After nearly 20 years of focusing primarily on development, Morse is now spreading his wings a bit. Through his friend Al Hoffman, another Florida community developer and finance chairman of the national Republican Party, Morse has gotten involved in politics. He contributed to the campaigns of George W. Bush and Gov. Jeb Bush, who named Morse to the Council of 100. "I thought, finally, we'll have someone up there who understands what we developers go through," Morse says of Bush, a developer himself.
On the last vacant parcel abutting The Villages town square, construction crews are busy completing a new sales center and retail complex that will likely feature their own historical markers.
According to Gary Lester, The Villages' vice president for community relations and president of its chamber of commerce, the new building will probably be assigned a colorful history as an old hotel where someone like Mark Twain once stayed. Twain might well be amused.
THE VILLAGES
Location: Spans 3 counties in central Florida: Citrus, Marion and Sumter.

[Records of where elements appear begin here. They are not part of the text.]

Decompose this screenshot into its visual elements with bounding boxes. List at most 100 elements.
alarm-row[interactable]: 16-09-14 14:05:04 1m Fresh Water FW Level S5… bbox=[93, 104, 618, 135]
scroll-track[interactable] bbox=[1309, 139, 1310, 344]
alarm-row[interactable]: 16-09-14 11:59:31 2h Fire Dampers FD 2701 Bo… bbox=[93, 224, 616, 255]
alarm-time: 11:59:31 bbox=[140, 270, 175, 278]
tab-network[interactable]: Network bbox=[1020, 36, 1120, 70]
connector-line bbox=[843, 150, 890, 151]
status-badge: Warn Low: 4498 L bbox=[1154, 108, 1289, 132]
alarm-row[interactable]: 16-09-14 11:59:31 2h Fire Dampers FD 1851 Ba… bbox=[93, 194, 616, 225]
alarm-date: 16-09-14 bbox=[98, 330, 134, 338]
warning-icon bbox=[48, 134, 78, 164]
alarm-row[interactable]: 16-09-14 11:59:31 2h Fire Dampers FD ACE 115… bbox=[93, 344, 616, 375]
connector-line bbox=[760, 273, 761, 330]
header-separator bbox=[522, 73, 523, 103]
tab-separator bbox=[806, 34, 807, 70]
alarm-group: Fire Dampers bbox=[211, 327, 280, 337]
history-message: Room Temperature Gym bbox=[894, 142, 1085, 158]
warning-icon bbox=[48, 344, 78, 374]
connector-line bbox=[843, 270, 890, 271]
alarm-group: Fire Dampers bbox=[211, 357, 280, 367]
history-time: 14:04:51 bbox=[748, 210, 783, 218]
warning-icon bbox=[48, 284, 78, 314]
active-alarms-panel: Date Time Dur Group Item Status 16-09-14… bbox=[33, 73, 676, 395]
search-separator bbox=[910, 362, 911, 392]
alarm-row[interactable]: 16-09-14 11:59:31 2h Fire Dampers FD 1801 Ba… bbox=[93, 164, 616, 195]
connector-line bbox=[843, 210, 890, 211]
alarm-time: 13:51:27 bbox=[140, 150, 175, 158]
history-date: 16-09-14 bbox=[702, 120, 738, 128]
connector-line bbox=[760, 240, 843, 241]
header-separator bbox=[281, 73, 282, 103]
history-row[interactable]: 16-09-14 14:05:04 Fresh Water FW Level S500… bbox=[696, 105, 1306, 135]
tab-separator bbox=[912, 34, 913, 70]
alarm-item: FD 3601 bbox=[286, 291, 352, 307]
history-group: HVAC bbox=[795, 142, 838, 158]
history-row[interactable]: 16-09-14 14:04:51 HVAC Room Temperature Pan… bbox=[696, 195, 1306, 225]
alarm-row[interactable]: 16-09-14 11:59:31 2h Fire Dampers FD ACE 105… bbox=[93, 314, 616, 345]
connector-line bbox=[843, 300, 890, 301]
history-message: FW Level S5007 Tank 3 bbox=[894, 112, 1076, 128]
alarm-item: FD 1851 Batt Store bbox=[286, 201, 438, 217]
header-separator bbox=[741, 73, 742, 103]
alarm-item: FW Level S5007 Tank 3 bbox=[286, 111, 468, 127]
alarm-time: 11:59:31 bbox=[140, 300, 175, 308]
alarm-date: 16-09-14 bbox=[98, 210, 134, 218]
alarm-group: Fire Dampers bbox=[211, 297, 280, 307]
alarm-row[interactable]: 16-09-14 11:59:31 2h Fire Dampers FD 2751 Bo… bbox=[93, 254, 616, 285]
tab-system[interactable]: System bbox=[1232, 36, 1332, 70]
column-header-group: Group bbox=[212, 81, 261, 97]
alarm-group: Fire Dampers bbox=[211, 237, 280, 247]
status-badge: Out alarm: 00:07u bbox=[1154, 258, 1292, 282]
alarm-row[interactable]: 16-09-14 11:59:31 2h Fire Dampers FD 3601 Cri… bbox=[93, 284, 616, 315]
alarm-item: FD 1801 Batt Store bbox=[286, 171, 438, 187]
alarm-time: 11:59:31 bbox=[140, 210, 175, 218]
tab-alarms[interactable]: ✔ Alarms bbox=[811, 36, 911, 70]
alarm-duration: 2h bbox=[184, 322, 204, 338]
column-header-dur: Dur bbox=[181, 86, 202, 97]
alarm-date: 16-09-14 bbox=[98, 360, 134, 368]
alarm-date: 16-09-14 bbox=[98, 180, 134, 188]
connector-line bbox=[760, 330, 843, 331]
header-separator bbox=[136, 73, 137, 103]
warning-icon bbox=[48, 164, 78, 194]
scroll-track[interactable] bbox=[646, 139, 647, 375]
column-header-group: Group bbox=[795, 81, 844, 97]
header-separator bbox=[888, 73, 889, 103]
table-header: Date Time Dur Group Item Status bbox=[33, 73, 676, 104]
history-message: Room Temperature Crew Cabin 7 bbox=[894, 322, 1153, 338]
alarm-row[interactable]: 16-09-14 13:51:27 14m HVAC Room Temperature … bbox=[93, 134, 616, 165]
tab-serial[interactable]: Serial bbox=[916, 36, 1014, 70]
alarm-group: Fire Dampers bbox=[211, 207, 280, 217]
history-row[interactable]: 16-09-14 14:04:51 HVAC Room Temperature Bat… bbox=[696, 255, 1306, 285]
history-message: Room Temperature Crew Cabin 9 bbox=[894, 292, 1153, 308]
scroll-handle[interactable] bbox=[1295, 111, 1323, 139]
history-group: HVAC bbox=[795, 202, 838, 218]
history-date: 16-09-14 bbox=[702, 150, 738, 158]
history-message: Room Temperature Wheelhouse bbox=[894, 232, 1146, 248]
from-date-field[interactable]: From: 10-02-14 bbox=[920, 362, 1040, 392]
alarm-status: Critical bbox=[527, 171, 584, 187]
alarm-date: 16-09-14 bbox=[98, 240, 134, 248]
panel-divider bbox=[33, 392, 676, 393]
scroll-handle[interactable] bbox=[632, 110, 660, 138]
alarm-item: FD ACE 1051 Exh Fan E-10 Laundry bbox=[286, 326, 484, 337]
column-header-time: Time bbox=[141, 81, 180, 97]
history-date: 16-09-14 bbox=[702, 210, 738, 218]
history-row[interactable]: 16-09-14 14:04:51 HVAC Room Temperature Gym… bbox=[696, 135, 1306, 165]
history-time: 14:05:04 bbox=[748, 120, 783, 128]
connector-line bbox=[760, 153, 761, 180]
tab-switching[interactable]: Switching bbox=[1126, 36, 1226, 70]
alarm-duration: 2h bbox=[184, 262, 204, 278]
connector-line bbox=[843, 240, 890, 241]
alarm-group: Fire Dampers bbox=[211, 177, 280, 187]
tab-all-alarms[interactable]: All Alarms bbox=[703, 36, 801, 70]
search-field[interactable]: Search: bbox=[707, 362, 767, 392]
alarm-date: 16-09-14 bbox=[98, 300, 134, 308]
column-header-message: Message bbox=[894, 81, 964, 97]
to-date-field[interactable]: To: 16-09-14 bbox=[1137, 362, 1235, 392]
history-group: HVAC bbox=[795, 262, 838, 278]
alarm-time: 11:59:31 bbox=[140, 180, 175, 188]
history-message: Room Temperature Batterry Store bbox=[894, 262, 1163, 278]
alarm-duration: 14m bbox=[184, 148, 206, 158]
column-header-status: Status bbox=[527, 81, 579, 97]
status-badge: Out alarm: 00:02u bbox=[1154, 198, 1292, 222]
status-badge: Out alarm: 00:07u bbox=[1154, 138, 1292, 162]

Acres: 6,000 developed, 18,000 total.
Residents: 27,000 -- no age restrictions, but children are prohibited from living in the community.
Home prices: $65,000 to $650,000.
Restaurants: 16.
Theater screens: 8.
Pools: 13.
Tennis courts: 28.
Bowling lanes: 64.
Golf: 3 PGA-rated championship courses; 9 executive courses; 2 driving ranges. A Nancy Lopez-designed 18-hole course is expected to open in November.
Hotels: 1 (La Hacienda).
Media: Newspaper -- The Villages Daily Sun, circulation 19,500; Television -- Village News Network; and radio station -- WVLG 640 AM.
Churches: 3 -- Church on The Square, interdenominational and Episcopalian; St. Timothy's, Catholic; and The Chapel of All Faiths.